Neden Samsun’a gitmeden vize verirken şüphelenmemişlerdi
sorusunun cevabı yok. O bahse hiç girmiyor.
Ardından “[İngilizler] Hükümete benim sebebi izamımı
[gönderilme nedenimi] sordular” diyor.
Vize verirken niye sormamışlar peki?
Bir sonraki cümle şöyle: “Nihayet İstanbul’a celbimi
(çağırılmamı) talep ve bunda ısrar ettiler.”
Evet, İngilizler hükümetten ısrarla bunu istiyorlarmış. Niye ki
acep?
Selanikli bunun ardından bir sürü lüzumsuz laf sıralıyor ve
ardından bir gerçeği itiraf ediyor: “Hakikaten hükümet de benimle
uğraşmak istedi. Fakat kuvveti buna müsait gelmedi. Ve gelemez.” (Padişah hakkında saygılı bir dil kullanıyor, zat-ı
şahane diye anıyor.)
Peki bunu İngilizler neden akıl etmemişlerdi?
Adamların dünya kadar kurmay subayı, politikacısı, stratejisti,
istihbaratçısı, entelektüeli, tarihçisi, bilim adamı varken bunu anlamıyorlar,
öyle mi?
Yoksa bile bile lades mi diyorlar?
Tabiî ki herşeyin farkındalardı.. Maksatları Selanikli’yi yedi
düvele kafa tutan kahraman, Osmanlı hükümetini de İngiliz işbirlikçisi hain
göstermekti.
Ve bunda da muvaffak oldular.
*
Gelelim mektubun en sonuna bırakılmış olan turpun büyüğüne..
Selanikli aynen şunu diyor: “Pekala bilirsiniz ki ben
yaptığımı bilirim. Netice görmeseydim başlamazdım.”

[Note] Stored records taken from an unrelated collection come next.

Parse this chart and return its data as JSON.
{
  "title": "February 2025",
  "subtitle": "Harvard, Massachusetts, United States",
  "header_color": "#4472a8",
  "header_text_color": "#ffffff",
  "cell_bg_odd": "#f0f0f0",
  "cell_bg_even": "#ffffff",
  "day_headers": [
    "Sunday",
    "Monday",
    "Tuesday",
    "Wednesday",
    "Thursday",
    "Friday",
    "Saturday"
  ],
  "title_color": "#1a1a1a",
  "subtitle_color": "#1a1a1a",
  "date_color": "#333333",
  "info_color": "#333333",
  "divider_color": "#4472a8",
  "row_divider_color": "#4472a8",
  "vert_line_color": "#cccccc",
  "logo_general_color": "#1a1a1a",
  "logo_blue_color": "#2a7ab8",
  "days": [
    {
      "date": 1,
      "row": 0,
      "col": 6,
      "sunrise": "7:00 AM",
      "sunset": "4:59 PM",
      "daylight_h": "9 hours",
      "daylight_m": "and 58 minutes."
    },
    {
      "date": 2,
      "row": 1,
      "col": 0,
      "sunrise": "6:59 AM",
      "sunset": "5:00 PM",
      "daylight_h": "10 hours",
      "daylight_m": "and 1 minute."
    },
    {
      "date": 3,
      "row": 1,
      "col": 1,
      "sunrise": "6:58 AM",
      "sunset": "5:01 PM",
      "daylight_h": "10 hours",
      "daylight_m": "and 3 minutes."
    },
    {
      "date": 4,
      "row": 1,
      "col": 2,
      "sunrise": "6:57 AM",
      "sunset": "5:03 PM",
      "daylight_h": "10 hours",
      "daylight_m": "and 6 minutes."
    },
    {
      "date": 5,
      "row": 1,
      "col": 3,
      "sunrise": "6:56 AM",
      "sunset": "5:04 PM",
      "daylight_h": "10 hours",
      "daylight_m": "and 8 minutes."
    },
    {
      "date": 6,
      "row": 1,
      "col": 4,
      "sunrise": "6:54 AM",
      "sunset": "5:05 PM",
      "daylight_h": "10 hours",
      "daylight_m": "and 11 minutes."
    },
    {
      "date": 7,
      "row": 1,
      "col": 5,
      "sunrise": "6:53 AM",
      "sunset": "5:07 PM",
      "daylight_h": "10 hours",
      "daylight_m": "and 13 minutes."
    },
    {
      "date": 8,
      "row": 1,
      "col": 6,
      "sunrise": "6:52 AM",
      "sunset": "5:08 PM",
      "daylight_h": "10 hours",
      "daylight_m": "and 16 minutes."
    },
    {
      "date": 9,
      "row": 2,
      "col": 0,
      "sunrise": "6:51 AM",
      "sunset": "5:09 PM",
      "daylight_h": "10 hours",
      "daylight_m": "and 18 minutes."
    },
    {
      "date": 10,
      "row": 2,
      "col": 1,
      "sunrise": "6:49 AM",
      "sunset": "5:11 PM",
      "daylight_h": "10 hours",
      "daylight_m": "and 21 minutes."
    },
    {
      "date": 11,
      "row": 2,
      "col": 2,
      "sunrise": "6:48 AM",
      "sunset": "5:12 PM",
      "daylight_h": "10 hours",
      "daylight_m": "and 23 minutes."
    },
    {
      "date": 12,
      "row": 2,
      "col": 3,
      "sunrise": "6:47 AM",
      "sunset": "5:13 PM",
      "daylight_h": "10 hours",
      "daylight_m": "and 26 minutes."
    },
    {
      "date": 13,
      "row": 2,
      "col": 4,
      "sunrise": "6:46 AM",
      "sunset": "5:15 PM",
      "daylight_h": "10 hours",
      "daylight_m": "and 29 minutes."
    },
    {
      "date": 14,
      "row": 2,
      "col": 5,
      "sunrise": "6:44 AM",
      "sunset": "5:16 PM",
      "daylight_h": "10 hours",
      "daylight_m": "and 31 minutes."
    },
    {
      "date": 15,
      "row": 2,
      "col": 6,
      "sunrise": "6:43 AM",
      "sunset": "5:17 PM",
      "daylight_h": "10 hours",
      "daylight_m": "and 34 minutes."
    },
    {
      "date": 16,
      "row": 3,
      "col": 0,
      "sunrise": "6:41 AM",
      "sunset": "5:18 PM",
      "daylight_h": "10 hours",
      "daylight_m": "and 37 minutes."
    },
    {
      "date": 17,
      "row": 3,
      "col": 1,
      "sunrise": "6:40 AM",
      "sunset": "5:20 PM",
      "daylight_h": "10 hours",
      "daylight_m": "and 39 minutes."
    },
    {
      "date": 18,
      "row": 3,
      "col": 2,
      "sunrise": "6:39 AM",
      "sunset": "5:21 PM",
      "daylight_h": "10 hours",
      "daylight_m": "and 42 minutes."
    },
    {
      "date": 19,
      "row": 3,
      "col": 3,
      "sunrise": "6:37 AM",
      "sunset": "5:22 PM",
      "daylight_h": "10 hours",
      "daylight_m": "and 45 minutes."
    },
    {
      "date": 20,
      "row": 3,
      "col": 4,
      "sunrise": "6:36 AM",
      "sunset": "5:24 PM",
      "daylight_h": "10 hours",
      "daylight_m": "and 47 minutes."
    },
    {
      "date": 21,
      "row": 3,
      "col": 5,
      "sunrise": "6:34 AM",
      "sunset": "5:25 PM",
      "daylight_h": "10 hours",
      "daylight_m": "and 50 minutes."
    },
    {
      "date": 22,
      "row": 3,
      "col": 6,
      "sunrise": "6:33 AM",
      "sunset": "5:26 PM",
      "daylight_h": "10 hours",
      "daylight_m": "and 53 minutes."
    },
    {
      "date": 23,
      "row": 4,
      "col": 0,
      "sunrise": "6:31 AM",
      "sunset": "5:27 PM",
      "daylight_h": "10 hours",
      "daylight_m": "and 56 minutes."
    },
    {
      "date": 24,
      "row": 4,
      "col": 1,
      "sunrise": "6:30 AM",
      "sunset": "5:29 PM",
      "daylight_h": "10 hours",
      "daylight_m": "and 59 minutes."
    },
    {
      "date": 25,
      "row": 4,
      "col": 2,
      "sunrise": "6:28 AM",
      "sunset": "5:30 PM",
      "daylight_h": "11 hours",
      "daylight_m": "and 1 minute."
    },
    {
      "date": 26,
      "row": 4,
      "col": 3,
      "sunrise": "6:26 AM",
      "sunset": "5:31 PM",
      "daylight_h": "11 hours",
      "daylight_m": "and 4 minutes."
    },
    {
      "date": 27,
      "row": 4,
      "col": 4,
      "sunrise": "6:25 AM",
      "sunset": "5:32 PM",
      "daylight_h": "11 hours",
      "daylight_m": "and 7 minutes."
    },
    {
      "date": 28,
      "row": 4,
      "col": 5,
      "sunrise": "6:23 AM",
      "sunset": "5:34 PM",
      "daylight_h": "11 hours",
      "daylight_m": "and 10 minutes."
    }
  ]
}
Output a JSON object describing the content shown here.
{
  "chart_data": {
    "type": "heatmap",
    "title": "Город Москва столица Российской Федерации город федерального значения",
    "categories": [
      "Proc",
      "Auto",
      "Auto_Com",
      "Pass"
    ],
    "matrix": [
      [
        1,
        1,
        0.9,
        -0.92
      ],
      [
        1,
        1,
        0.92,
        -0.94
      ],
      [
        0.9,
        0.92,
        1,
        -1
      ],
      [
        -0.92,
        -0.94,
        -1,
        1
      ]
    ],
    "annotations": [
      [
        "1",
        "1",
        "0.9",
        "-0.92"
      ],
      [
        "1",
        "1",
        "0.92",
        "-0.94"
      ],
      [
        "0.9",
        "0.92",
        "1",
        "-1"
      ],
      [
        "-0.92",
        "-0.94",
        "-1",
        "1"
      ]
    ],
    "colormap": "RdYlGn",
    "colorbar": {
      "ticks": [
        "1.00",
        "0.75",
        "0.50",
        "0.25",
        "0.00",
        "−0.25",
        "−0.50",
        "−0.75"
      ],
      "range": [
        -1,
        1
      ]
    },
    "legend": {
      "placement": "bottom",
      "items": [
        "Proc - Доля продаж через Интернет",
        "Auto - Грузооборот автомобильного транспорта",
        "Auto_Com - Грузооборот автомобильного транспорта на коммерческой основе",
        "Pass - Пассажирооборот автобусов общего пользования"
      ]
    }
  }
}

İşte bu cümlesi Selanikli Mustafa Atatürk’ün büyük bir yalancı,
sahtekâr, ahlaksız siyasal dolandırıcı olduğunu ispatlıyor.
Ne yaptığını bilirmiş de, netice görmeseymiş başlamazmış da..
Hani sen “Mevzubahis olan vatansa gerisi teferruattır”
diyordun.. Niye böyle haticeli neticeli teferruatı harekatının esası haline
getiriyorsun?
Samimi vatansever adam, vatan savunması söz konusu olduğunda
netice hesabı yapar mı?!
“Mevzubahis olan vatansa benim netice almam da teferruattır”
niye diyemiyorsun?
Burada asıl kilit soru şu: Sana Samsun vizesi verirken
İngilizler de aynı neticeyi görmüş olabilirler miydi?
Ya da şöyle soralım: İstanbul’da başbaşa yalnız ve gizli
görüştüğün (İngiliz istihbarat teşkilatının / gizli servisinin İstanbul
şefi) Robert Frew sana netice konusunda garanti mi vermişti?
Neticeden emin olman bu garantiden mi kaynaklanıyordu?